How to express the whole part $\lfloor x \rfloor$ as analytical function or Taylor/Fourier series?

Question

And how to express $\{ x \} = x - \lfloor x \rfloor$ as function of $sin(x)$ and $sign(x)$?

Answer 1

To express ⌊x⌋ in terms of the Fourier series for $x \in \mathbb{R}/\mathbb{Z}$ let f(x) := x - ⌊x⌋, which is easier to compute the Fourier series for. Hence, start by showing that f(x) is periodic. Given any integer $n \in \mathbb{Z}$.

$$\begin{align}f(x) &= x - ⌊x⌋ \\&= x + n - n - ⌊x⌋\\ &= x + n - ⌊x + n⌋ \\&= f(x+1\times n)\end{align}$$

That is, periodic with fundamental period $T_0 = 1$, and $\omega_0 = \frac{2\pi}{T_0} = 2\pi$. In particular, $f(x)=x$ at $0 \leq x < 1$.

The periodic function $f(x)$ can be expressed by the Trigonometric Fourier series,

$$\begin{align}f(x) &= a_0 + \sum_{m=1}^{\infty} (a_{m}\cos(m\omega_0 x) + b_{m}\sin(m\omega_0 x))\\ &= a_0 + \sum_{m=1}^{\infty} (a_{m}\cos(2\pi mx) + b_{m}\sin(2\pi m x))\end{align}$$

where the coefficients are calculated as follows

$$\begin{align}a_0 &= \frac{1}{T_0}\int_{<T_0>}f(x)dx = \int_{0}^{1}x dx = \frac{1}{2} \\a_m &= \frac{2}{T_0}\int_{<T_0>}f(x)\cos(m 2\pi x)dx = 0 \\b_m &= \frac{2}{T_0}\int_{<T_0>}f(x)\sin(m 2\pi x)dx = -\frac{1}{\pi m}\end{align}$$

Hint.
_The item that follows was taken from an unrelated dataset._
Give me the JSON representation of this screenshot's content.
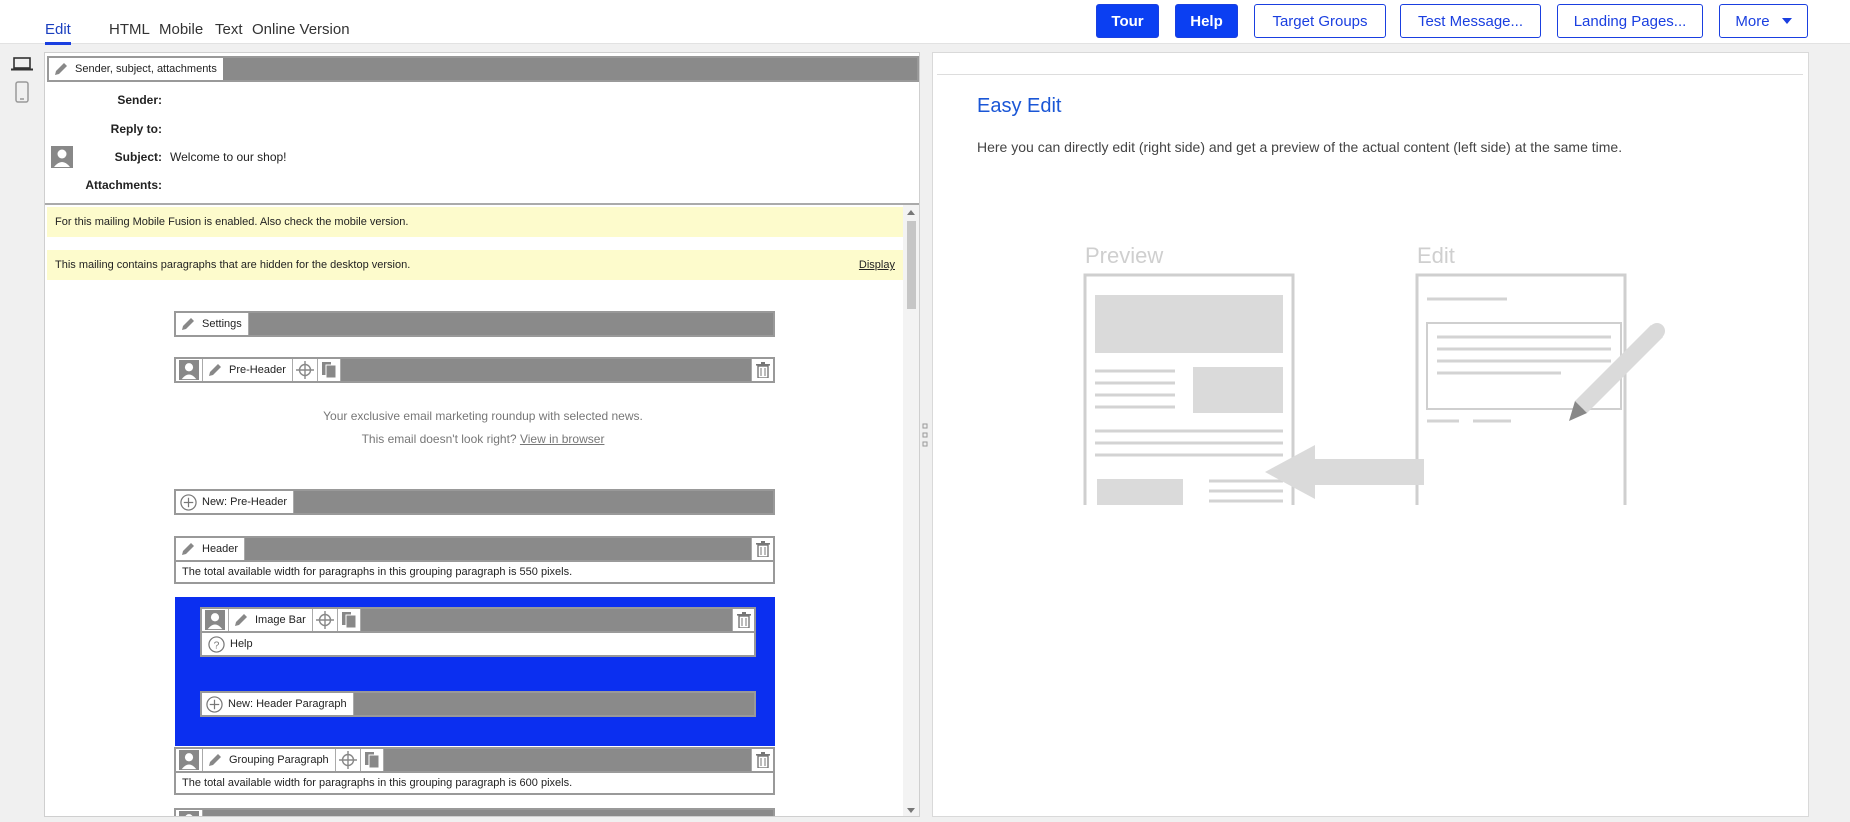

Use integration by parts...

Plot of $f(x) = a_0 + \sum_{m=1}^{10} b_m\sin(2\pi m x)$, (summation from m=1 to 10).

Now that we obtained the Fourier series representation of f(x) = x - ⌊x⌋

Then ⌊x⌋ $ = x - f(x) = x - 0.5 + \frac{1}{\pi}\sum_{m=1}^{\infty} \frac{\sin(2\pi m x)}{m}$.

A plot of ⌊x⌋ (using finite number of terms as above)

Notice also, it is valid only for $x \in \mathbb{R}/\mathbb{Z}$. Because although ⌊x⌋ is continuous on $\mathbb{R}/\mathbb{Z}$. It has a jump of one unit at each integer.

⌊x⌋ can also be represented as a summation of shifted unit step functions u(x) = Sign(x)/2 + 0.5, in particular

$$⌊x⌋ = \sum_{m=1}^{\infty}(u(x-m)-u(-x-m+1))$$